Trump has been a vocal advocate for policies benefiting working women and vocational training. During Merkel’s March visit to Washington, she organized a discussion with the German leader, her father, and American and German executives about how companies can better train workers.
On Tuesday, moderator Miriam Meckel brought Trump into the discussion with a pointed question about her White House role.
“As a part of the audience, especially the German audience, is not that familiar with the concept of the ‘first daughter’ I’d like to ask you: what is your role and who are you representing — your father as the president of the United States, the American people or your business?” she asked.
The question drew a quick response from Trump.
“Certainly not the latter. And I am rather unfamiliar with this role as well, as it is quite new to me,” Trump responded. She added that “it has been a little under 100 days but it has just been a remarkable, incredible journey.”
Meckel intervened again after Trump described the president as “a tremendous champion of supporting families and enabling them to thrive,” noting some groans from the audience.
“Some attitudes toward women your father has publicly displayed in former times might leave one questioning whether he’s such an empowerer for women,” said the moderator, the editor of a German business magazine and also a professor of corporate communications at St.
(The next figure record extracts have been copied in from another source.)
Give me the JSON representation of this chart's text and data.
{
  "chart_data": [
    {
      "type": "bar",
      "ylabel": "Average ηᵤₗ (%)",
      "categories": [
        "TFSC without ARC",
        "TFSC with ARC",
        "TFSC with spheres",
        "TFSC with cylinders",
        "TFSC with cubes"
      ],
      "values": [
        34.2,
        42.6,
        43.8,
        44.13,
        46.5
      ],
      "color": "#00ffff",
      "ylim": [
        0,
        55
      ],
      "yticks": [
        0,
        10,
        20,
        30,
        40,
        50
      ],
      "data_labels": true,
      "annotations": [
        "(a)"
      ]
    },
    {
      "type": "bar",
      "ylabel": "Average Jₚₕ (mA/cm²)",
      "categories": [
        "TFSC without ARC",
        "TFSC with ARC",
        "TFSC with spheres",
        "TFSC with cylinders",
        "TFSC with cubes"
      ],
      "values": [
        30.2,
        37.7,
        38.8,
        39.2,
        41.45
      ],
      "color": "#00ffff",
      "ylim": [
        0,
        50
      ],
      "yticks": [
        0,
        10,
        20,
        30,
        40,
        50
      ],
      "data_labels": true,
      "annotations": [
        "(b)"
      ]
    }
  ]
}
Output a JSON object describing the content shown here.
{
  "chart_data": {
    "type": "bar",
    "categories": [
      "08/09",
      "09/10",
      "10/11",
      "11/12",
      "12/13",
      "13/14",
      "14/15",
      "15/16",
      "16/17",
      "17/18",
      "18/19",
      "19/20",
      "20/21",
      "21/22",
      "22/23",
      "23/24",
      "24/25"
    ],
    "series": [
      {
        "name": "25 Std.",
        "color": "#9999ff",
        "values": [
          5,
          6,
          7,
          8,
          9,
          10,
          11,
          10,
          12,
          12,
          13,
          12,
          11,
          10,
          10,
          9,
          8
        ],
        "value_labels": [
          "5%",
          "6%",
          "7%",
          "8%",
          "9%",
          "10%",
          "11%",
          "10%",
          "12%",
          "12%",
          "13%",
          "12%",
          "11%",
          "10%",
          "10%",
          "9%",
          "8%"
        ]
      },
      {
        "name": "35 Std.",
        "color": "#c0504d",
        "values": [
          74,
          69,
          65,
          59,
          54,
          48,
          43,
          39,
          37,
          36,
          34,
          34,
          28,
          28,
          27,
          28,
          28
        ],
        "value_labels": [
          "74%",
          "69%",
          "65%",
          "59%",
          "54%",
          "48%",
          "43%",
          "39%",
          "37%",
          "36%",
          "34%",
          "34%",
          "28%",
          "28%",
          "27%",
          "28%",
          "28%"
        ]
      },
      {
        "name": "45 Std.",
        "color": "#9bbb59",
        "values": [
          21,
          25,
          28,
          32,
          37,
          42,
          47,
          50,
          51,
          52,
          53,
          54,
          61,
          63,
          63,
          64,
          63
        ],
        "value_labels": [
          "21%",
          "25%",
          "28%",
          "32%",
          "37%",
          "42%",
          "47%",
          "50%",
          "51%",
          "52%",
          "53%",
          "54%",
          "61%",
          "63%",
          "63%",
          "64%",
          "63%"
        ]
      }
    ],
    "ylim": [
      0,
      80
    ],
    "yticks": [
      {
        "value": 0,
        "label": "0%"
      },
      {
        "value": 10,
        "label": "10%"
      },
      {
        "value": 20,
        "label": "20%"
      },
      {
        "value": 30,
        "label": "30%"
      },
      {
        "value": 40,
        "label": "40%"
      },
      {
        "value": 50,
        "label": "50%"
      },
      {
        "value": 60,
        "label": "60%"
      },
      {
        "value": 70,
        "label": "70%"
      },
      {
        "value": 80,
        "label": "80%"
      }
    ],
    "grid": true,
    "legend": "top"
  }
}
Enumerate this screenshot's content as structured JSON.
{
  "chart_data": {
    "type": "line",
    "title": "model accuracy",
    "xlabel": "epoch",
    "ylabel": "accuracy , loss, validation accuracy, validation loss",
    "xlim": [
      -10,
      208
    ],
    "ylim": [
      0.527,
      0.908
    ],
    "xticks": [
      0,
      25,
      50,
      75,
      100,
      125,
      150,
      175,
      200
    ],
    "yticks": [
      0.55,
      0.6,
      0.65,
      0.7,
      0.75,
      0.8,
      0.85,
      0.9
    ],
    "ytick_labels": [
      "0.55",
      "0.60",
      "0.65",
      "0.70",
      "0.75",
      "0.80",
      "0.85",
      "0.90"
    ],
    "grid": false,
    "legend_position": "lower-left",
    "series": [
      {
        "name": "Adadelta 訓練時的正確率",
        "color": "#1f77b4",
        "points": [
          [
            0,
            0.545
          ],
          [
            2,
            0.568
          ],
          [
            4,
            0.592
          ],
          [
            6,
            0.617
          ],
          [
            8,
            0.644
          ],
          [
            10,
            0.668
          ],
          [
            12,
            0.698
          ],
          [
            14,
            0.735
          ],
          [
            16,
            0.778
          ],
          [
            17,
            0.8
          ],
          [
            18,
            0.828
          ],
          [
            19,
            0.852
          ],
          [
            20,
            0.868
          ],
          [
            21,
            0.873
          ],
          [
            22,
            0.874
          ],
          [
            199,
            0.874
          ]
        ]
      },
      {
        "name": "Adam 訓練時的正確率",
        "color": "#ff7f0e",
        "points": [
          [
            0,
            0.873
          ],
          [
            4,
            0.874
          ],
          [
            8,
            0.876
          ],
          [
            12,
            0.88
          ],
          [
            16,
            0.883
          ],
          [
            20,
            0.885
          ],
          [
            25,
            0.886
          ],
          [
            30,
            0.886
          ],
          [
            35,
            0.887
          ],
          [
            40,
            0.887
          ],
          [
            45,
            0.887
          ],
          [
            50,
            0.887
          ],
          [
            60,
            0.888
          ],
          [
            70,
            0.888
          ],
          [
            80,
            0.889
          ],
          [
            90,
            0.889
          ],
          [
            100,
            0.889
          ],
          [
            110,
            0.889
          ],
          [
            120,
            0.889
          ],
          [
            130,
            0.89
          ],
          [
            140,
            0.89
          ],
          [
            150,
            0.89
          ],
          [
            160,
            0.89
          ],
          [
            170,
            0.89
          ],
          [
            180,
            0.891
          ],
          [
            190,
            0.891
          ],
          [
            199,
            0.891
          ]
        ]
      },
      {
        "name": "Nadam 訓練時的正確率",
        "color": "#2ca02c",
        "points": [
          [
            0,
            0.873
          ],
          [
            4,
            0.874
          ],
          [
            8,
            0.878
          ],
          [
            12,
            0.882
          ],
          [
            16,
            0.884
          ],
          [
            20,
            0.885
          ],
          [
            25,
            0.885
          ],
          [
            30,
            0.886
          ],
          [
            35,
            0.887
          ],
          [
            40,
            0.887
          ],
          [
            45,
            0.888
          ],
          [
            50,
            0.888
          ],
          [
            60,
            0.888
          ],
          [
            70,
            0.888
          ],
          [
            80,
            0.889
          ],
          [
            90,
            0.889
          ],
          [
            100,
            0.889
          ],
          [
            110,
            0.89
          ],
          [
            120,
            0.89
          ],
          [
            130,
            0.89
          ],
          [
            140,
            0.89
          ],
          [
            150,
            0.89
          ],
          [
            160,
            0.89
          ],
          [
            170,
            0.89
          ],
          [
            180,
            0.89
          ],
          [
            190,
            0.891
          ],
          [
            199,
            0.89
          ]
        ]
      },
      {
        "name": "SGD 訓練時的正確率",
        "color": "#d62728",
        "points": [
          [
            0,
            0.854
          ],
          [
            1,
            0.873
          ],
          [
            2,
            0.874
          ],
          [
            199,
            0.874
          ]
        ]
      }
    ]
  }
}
Gallen University in Switzerland.
“I’ve certainly heard the criticism from the media, and that’s been perpetuated,” Trump replied.
But Trump added that her own personal experience and the fact that thousands of women worked with and for Donald Trump for decades in the private sector “are a testament to his belief and solid conviction in the potential of women and their ability to do the job as well as any man.”
“He encouraged me and enabled me to thrive,” Trump said. “I grew up in a house where there was no barrier to what I could accomplish beyond my own perseverance and my own tenacity.”
There was, she stressed, “no difference between me and my brothers. And I think as a business leader you saw that, and as a president you will absolutely see that.”
President Trump tweeted Tuesday that he is “proud of @IvankaTrump for her leadership on these important issues.”
While in Berlin, Trump was also visiting a technology college run by the Siemens company and the German capital’s memorial to the 6 million Jews murdered by the Nazis. She converted to Judaism herself ahead of her 2009 marriage to Jared Kushner.
She has not yet offered specific legislation or publicly revealed how she plans to move forward with the child care and family leave policies she promoted during her father’s campaign. But a senior U.S. administration official says she and others have been working quietly behind the scenes to revise her campaign proposals and to build momentum.
The official, who requested anonymity to discuss internal policy talks, stressed that child care is a part of the White House tax policy conversation. The president is set to roll out tax reform priorities Wednesday, but the official declined to discuss those plans in advance.
Catherine Lucey contributed to this report from Washington and Geir Moulson from Berlin.